Building Agentic AI: A Comprehensive Guide from Basics to Advanced Applications

If you are in the AI field, you may have recently heard the term AI Agent frequently. In this article, we will delve into what it means when we refer to Agents in the context of large language models (LLMs) and artificial intelligence (AI).

Before we dive deeper, one thing to remember is that the term Agent existed long before the advent of today’s high-performance LLMs. We could even say that AI Agents have existed for a long time, just not centered around today’s generative LLMs. However, what has changed is that they have become more powerful and complex. In short, the reason you hear more discussions about Agents now is not that they are a brand new technology, but because they have become very, very interesting.

What is an AI Agent?

At a fundamental level, today’s AI Agents are semi-automated or fully automated systems that use LLMs as their “brains” to make critical decisions and solve complex tasks. You can think of them as automated decision engines, where you, as the user, only need to pose your query. They operate within an available tool environment, using various tools to complete tasks for you, allowing you to sit back and relax while they handle the problems.
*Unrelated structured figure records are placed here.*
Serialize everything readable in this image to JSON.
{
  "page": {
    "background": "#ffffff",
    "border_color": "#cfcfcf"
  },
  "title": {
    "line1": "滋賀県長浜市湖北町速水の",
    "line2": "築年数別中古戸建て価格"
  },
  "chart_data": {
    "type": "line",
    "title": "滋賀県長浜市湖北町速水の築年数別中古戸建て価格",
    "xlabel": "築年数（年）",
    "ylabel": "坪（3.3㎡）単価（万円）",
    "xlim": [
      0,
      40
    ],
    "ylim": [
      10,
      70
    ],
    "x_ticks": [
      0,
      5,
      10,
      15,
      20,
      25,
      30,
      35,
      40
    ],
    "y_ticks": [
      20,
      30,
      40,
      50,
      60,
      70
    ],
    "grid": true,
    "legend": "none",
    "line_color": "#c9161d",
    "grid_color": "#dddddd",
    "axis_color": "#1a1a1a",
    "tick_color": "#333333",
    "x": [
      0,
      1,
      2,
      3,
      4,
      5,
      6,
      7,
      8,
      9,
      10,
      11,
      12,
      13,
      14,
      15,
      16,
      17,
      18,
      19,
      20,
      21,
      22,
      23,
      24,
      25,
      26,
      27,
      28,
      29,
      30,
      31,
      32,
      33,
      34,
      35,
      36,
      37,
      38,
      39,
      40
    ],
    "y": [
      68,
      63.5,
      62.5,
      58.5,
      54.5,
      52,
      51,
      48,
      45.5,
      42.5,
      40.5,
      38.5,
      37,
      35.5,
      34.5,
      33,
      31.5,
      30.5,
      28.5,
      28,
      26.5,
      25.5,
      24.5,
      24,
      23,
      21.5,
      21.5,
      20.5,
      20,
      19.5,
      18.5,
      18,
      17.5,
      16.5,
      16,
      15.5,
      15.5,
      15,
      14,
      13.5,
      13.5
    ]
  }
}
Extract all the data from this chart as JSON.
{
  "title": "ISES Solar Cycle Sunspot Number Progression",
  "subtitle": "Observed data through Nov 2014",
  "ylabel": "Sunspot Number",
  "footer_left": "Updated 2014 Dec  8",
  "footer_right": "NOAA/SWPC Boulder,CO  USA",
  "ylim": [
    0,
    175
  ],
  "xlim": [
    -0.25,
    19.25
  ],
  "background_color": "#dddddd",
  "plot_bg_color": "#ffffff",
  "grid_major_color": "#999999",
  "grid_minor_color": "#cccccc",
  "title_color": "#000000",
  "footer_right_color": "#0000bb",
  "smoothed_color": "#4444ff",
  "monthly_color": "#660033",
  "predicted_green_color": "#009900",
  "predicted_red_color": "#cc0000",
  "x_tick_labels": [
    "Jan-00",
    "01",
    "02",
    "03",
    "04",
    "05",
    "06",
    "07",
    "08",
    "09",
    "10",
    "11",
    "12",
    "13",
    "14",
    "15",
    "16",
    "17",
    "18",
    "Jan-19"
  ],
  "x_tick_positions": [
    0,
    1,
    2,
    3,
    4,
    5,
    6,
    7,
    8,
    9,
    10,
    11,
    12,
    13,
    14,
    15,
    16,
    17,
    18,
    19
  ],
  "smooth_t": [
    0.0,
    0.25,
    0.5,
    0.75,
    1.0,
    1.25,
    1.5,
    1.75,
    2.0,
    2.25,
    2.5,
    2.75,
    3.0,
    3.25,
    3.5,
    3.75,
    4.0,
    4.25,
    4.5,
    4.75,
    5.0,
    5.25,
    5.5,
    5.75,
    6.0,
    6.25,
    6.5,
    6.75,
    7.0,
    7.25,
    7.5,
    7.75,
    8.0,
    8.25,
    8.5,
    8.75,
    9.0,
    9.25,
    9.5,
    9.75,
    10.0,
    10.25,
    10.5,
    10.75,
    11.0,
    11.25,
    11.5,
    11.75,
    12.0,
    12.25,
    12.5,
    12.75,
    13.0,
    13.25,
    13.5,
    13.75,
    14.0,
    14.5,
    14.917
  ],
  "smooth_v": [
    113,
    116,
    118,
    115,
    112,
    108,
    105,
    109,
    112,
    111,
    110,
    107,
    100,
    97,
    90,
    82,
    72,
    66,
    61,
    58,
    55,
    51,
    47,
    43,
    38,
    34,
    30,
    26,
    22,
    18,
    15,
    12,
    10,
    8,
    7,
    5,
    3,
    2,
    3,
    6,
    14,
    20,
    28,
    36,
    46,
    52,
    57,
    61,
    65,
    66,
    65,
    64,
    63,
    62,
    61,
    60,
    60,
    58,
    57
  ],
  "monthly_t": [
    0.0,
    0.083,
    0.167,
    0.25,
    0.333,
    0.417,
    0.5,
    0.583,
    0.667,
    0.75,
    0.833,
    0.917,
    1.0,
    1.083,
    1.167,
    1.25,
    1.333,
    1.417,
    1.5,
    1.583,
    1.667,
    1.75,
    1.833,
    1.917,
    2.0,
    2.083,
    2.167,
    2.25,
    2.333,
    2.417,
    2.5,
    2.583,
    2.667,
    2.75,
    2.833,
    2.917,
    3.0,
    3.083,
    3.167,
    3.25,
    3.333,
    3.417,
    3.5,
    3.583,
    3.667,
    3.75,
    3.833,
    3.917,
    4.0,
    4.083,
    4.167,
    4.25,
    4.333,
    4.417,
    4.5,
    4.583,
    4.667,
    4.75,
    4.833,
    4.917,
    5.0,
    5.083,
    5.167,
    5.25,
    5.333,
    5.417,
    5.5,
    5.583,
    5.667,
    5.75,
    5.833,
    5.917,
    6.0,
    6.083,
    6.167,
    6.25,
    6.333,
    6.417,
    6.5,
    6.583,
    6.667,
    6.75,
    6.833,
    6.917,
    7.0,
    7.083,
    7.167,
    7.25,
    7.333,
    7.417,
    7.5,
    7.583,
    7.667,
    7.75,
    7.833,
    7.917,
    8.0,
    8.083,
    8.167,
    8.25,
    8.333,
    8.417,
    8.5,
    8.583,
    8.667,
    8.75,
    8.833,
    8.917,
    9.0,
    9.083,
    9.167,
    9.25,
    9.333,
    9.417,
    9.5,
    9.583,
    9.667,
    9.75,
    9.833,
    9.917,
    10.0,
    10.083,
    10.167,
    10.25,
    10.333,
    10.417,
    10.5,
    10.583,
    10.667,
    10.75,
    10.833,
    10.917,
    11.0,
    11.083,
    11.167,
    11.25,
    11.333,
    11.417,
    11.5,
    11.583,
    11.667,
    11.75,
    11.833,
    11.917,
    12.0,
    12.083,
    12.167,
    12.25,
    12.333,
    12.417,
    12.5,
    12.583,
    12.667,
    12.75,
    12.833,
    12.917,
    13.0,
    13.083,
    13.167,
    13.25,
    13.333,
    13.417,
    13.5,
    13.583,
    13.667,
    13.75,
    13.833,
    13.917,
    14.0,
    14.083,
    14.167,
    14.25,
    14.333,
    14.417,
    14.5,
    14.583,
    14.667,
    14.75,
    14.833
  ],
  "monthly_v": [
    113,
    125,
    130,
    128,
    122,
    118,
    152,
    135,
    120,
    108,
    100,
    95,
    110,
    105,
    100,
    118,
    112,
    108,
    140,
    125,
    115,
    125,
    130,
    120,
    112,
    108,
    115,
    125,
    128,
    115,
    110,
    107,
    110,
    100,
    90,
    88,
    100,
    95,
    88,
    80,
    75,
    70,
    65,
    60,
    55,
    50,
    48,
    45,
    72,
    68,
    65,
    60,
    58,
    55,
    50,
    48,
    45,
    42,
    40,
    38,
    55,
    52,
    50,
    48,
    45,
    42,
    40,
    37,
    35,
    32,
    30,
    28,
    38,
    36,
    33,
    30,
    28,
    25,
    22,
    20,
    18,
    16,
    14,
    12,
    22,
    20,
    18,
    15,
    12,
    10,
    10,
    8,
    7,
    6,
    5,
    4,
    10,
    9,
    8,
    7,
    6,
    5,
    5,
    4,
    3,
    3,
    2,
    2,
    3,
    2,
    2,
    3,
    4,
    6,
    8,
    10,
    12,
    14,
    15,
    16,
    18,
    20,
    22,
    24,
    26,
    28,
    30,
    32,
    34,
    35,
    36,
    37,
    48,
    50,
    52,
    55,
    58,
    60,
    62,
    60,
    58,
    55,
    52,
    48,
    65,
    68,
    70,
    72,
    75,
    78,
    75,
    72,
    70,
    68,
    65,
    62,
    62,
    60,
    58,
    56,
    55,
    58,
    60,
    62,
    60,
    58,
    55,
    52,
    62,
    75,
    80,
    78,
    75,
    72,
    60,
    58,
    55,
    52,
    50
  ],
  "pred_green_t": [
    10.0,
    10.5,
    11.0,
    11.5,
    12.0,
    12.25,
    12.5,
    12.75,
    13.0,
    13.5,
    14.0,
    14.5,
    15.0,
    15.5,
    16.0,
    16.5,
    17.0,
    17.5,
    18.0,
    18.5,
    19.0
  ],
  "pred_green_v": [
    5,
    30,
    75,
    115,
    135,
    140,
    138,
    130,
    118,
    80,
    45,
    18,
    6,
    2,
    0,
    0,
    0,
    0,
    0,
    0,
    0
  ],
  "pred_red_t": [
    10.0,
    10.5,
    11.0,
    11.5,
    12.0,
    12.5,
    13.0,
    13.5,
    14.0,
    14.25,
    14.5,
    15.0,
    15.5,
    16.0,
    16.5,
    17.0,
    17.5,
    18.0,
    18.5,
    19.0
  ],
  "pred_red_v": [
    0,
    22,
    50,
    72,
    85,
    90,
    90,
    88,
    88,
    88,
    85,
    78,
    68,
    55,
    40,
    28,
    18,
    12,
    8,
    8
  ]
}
Agents autonomously direct their own processes and executions, choosing which tools to use based on the current task. These tools can include web search engines, databases, APIs, etc., enabling Agents to interact with the real world.

History of AI Agents

AI Agents have actually existed for a long time. You can even see in a recent article published by Microsoft about AI Agents [1], the authors mentioned they started researching AI Agents as early as 2005. However, in recent years, particularly thanks to the capabilities of the latest LLMs, our forms and functions of AI Agents have significantly changed. Now, we can use LLMs as core components for planning, reasoning, and execution.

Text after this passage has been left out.